Fracking Regulations Appear Headed for Final Approval at State Capitol
Additional regulations for Kentucky’s oil and gas industry appear headed for legislative approval in Frankfort. The bill would regulate the process of hydraulic fracturing, or fracking, to reach deep oil and gas reserves. Right now, there’s no fracking in Kentucky on the scale of what’s been seen in states like Pennsylvania and New York, but if the Rogersville Shale in Eastern Kentucky is developed, fracking could be possible.
A group of farmers, regulators, environmental activists and members of the oil and gas industry worked together for months to draft the bill.

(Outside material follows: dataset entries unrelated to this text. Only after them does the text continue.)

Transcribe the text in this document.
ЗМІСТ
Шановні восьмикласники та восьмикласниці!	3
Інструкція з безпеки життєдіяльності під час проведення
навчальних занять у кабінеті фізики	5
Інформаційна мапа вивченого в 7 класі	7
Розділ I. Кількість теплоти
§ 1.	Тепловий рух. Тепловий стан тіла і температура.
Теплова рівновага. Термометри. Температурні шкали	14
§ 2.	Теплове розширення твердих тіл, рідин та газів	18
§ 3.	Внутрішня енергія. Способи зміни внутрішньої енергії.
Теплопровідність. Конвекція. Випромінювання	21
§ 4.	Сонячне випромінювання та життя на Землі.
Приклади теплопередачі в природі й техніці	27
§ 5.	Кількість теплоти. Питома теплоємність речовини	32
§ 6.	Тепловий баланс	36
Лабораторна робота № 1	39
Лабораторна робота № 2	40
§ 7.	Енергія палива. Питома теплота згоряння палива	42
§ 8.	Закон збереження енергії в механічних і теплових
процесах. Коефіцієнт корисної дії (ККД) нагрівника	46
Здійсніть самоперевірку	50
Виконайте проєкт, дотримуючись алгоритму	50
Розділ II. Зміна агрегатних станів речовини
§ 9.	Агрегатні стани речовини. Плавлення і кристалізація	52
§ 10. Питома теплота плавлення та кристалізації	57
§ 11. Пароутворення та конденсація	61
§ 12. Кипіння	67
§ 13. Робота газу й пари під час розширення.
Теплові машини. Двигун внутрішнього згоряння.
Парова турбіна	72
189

Andrew McNeil with Kentucky's Oil and Gas Association called it “consensus legislation.”
“They're regulations that we think meet the needs of protecting the environment, but it's not going to be something that will create an impediment to investment,” he McNeil.

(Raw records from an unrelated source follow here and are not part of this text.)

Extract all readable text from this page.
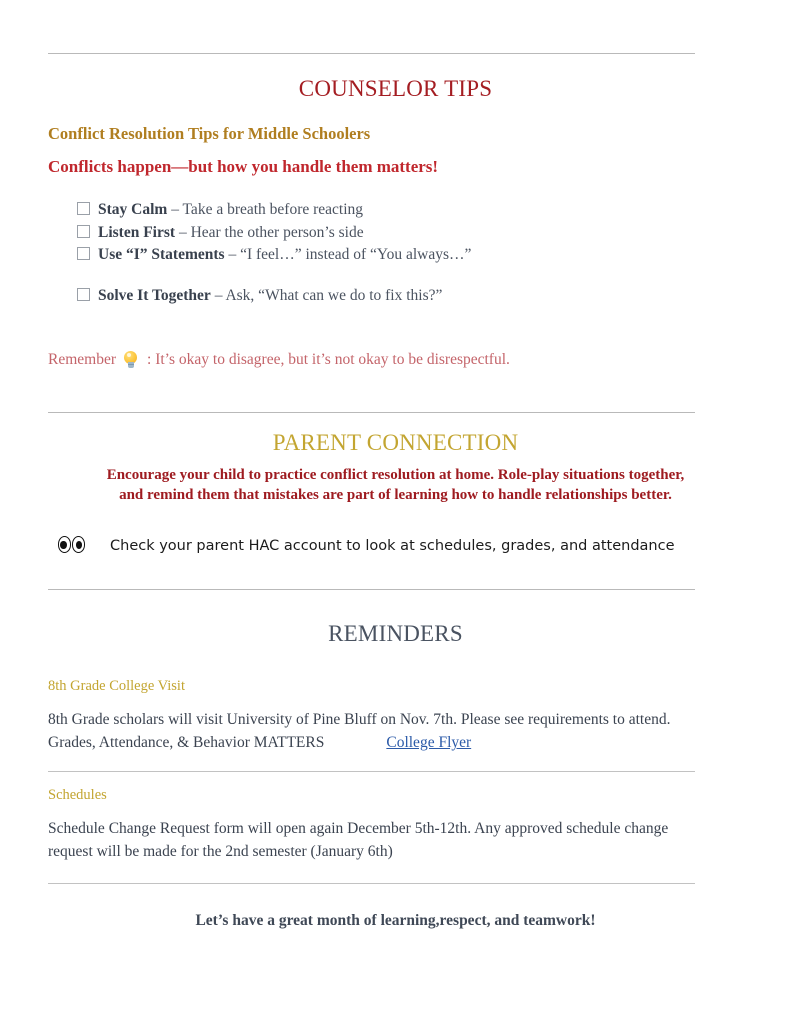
COUNSELOR TIPS

Conflict Resolution Tips for Middle Schoolers

Conflicts happen—but how you handle them matters!

Stay Calm – Take a breath before reacting
Listen First – Hear the other person’s side
Use “I” Statements – “I feel…” instead of “You always…”
Solve It Together – Ask, “What can we do to fix this?”

Remember : It’s okay to disagree, but it’s not okay to be disrespectful.

PARENT CONNECTION

Encourage your child to practice conflict resolution at home. Role-play situations together,
and remind them that mistakes are part of learning how to handle relationships better.

Check your parent HAC account to look at schedules, grades, and attendance
REMINDERS

8th Grade College Visit

8th Grade scholars will visit University of Pine Bluff on Nov. 7th. Please see requirements to attend. Grades, Attendance, & Behavior MATTERS	College Flyer

Schedules

Schedule Change Request form will open again December 5th-12th. Any approved schedule change request will be made for the 2nd semester (January 6th)

Let’s have a great month of learning,respect, and teamwork!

Kentucky Oil and Gas Association Director Andrew McNeil says there is still industry interest in deep shale development in eastern Kentucky, and tapping into those reserves could potentially create a lot of jobs.
But Kentucky Resources Council Director Tom FitzGerald said he doesn’t expect passage of the bill to mean a major increase in fracking. “The precipitous decline in the cost of natural gas means that that production will be slowing, not increasing,” he said. “This will not pave the way for more hydraulic fracking.”
FitzGerald says the bill requires water quality testing both before and after fracking, and extends the requirement for a reclamation plan to all oil and gas operations.
The Senate version of the bill passed a House committee yesterday, and is expected to pass the full House.